The anomaly had been almost a mile across right from the start, the Captain then went on to say. It had remained that size for about twelve hours, and then it had started to grow, its perimeter expanding outwards at a rate of one hundred and fifty yards every hour or so. A rate that had remained constant ever since.

He paused while he took a deep breath. "I said just now that no electrical devices work inside the anomaly," he said. "That's not entirely true. They don't do what they're designed to do. Radios don't transmit, cameras don't take pictures, but they do something else. The magnetic fields generated by permanent magnets seem to have a kind of shielding effect, protecting the animals inside it from the effects of the anomaly. We're hoping it has the same protective effect on humans as it does on rats and rabbits."

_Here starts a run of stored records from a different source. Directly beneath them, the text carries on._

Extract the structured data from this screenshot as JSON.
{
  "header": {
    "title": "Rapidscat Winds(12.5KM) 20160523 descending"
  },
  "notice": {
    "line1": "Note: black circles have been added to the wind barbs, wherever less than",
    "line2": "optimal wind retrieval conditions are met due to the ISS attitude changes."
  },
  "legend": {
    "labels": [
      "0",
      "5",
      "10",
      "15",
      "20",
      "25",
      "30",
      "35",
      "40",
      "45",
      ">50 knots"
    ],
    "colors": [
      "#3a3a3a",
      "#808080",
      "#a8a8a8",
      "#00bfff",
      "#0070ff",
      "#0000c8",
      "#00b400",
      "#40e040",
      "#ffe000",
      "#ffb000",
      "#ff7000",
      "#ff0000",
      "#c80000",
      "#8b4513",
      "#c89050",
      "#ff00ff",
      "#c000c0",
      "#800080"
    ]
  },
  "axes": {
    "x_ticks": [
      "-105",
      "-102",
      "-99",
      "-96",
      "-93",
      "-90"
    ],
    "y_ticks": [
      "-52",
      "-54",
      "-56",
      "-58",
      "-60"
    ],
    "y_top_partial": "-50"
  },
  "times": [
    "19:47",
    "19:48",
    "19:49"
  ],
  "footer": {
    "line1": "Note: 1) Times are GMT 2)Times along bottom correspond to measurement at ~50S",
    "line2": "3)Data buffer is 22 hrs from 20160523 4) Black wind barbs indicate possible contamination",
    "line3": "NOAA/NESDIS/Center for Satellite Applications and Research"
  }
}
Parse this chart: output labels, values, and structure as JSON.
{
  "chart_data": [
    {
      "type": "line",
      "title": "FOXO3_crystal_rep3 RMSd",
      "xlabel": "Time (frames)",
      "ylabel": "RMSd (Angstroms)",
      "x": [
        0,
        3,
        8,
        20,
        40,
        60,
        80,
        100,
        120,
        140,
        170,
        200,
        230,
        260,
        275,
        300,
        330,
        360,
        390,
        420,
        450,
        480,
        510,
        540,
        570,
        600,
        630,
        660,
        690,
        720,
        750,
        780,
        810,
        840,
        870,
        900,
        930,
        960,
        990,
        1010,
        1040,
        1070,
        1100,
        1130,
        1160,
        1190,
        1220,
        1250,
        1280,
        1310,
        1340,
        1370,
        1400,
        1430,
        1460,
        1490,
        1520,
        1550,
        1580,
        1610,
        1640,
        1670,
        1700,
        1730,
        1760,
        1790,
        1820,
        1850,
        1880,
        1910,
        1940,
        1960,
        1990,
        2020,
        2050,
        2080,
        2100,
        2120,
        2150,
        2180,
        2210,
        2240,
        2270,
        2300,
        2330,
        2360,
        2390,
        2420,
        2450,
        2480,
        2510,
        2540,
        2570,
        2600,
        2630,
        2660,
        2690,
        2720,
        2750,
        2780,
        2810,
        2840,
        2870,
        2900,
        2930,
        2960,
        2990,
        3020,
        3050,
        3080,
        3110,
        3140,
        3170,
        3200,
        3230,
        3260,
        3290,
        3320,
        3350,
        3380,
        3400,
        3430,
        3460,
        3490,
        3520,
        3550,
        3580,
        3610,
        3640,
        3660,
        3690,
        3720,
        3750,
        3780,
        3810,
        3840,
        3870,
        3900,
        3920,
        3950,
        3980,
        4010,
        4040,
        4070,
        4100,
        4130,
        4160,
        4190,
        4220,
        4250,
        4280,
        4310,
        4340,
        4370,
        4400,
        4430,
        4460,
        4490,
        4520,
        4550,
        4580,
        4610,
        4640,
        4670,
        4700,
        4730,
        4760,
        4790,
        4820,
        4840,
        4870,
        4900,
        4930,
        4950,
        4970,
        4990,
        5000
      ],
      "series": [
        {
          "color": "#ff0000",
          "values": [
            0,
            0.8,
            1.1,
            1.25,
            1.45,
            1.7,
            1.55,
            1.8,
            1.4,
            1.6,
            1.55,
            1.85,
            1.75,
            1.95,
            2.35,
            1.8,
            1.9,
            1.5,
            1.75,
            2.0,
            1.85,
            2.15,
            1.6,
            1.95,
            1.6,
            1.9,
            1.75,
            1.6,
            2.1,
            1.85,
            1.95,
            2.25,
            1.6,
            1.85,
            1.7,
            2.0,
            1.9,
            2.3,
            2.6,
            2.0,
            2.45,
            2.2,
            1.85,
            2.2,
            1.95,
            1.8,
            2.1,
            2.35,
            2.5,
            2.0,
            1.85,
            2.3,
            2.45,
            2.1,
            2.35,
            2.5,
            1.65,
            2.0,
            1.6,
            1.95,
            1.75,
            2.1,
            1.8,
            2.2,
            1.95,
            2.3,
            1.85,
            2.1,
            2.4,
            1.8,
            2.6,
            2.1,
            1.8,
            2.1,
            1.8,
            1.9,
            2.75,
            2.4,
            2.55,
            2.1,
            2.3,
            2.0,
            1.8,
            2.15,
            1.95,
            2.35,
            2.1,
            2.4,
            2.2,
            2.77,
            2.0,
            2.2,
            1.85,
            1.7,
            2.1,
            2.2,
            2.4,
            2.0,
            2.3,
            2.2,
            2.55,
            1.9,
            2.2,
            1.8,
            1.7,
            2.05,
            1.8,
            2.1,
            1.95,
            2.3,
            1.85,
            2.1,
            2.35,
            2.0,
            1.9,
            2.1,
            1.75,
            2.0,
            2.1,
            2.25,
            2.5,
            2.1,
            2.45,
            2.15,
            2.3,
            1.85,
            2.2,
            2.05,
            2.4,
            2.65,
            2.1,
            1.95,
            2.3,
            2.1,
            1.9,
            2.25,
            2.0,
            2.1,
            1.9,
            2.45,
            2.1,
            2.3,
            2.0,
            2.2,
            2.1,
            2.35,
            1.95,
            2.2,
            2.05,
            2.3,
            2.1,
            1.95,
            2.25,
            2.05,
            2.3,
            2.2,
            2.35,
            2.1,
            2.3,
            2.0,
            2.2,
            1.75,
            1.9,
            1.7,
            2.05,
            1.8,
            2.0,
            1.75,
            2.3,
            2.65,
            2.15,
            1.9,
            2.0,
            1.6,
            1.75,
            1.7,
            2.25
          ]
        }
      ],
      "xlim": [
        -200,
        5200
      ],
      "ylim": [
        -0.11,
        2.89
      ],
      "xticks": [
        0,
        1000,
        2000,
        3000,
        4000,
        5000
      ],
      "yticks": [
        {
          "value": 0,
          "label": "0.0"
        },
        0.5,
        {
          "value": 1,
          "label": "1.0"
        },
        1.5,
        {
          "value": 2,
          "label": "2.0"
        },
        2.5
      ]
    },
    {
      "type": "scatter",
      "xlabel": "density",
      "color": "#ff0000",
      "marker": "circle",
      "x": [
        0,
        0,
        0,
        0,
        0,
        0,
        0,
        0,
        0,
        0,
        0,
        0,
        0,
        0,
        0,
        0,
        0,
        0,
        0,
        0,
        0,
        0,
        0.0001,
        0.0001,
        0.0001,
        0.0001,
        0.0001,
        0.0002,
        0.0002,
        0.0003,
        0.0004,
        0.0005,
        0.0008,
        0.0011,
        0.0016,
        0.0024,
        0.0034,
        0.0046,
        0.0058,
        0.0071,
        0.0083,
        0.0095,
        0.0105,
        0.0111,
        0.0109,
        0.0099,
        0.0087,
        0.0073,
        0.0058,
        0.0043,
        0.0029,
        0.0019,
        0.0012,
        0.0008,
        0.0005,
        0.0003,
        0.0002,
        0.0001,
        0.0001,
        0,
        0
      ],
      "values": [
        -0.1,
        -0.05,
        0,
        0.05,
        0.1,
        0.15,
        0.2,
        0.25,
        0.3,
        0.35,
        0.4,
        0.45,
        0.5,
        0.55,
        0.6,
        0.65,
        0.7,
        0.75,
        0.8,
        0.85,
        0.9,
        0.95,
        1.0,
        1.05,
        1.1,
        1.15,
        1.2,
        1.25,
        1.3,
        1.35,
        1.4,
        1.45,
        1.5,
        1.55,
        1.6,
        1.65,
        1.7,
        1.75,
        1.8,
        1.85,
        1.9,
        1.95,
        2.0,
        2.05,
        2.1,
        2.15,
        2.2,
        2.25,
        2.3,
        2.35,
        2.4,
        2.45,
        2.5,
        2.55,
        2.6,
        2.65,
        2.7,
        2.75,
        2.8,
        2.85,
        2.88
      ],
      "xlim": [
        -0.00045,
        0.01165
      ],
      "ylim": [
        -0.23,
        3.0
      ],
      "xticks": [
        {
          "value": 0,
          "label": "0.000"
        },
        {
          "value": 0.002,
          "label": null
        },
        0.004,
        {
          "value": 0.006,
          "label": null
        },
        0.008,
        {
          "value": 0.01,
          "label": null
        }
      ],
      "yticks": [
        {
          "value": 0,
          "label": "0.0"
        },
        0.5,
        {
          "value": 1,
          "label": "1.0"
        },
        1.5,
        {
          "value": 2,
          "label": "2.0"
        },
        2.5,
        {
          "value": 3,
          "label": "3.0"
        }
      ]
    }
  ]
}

"You're sending people in there?" said Jeffcott in astonishment.

"We have no choice," the Captain replied. "We're hoping the answers we need will be found at Kensington Labs. Maybe the same equipment that created the anomaly can be used to stop it."

The experts glanced at each other as the meaning of his words sank in. "Which means you need people with the right kind of technical knowledge," said Jeffcott. "You're sending us in there."

"Yes," said the Captain, looking him right in the eye. "We are."